One of the crucial problems of Enlightenment thought was to rehabilitate the discredited status of history by establishing it as a justifiable form of knowledge among the valid sciences. Descartes' and Locke's skeptical doubt and empirical polemic against uncertain forms of knowledge had raised epistemological and moral puzzles which discredited the certainty and usefulness of traditional history. Jean d'Alembert (1717–1783), mathematician, scientist, and co-editor of Diderot's Encyclopédie restored history to a more dignified position in the world of learning than any it had occupied for over a century. Writing biographical obituaries (the éloges) in his capacity as the permanent secretary of the Académie Francaise, tracing the history of ideas in his Encyclopédie articles, and reflecting on the role of history as an epistemological master science in organizing a science of the human mind across time, d'Alembert formulated an intellectually scrupulous and balanced position, among the philosophes, on the scope and limits of a rehabilitated science of history.

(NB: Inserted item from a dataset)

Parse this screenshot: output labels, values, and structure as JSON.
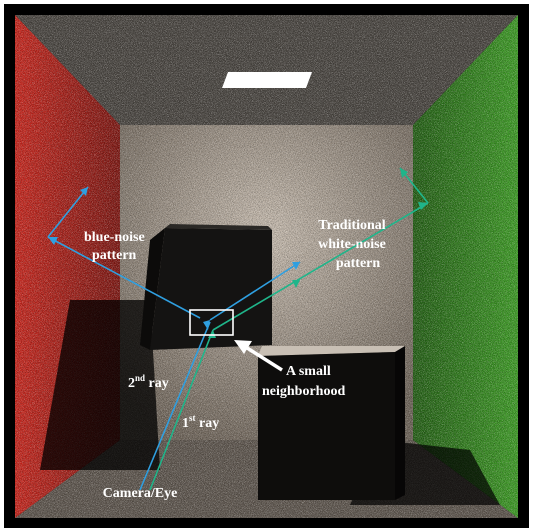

D'Alembert synthesized Voltaire's skeptical approach to history (inherited from Locke's cautious empiricism), Fontenelle's view of history as the glorification of scientific progress, and Montesquieu's commonsensical conjectural history in defense of liberal values. By d'Alembert's rigorous standards of geometrical certitude, history fell short of the epistemological standards of the mathematical sciences, yet it played an essential political and moral role in liberating man from the tyranny of politics and superstition. The liberal philosophes, thought d'Alembert, needed to be reminded of the relative inexactitude and imperfection of history as a form of knowledge in their polemical uses of history against tyranny. In addition, d'Alembert was wary of treating probable knowledge (as in Condorcet's faith in a new mathematicized calculus of probabilities to be used in moral, social, or political decision-making). D'Alembert's critique of a social calculus of probabilities was motivated by the illiberal uses to which such a posturing pseudo-science must be put. Against other philosophes he dissented as to the superior social utility of making inoculation against smallpox compulsory. In such non-scientific social applications, which lacked mathematical certainty, he argued against compulsion and for the individual right of opinion and choice.

D'Alembert's ruminations on the intellectual status of history as an organizing, active force in establishing and recalling the interconnections among the sciences and human action in general led him finally to view history as a master science which surveyed and unified human knowledge.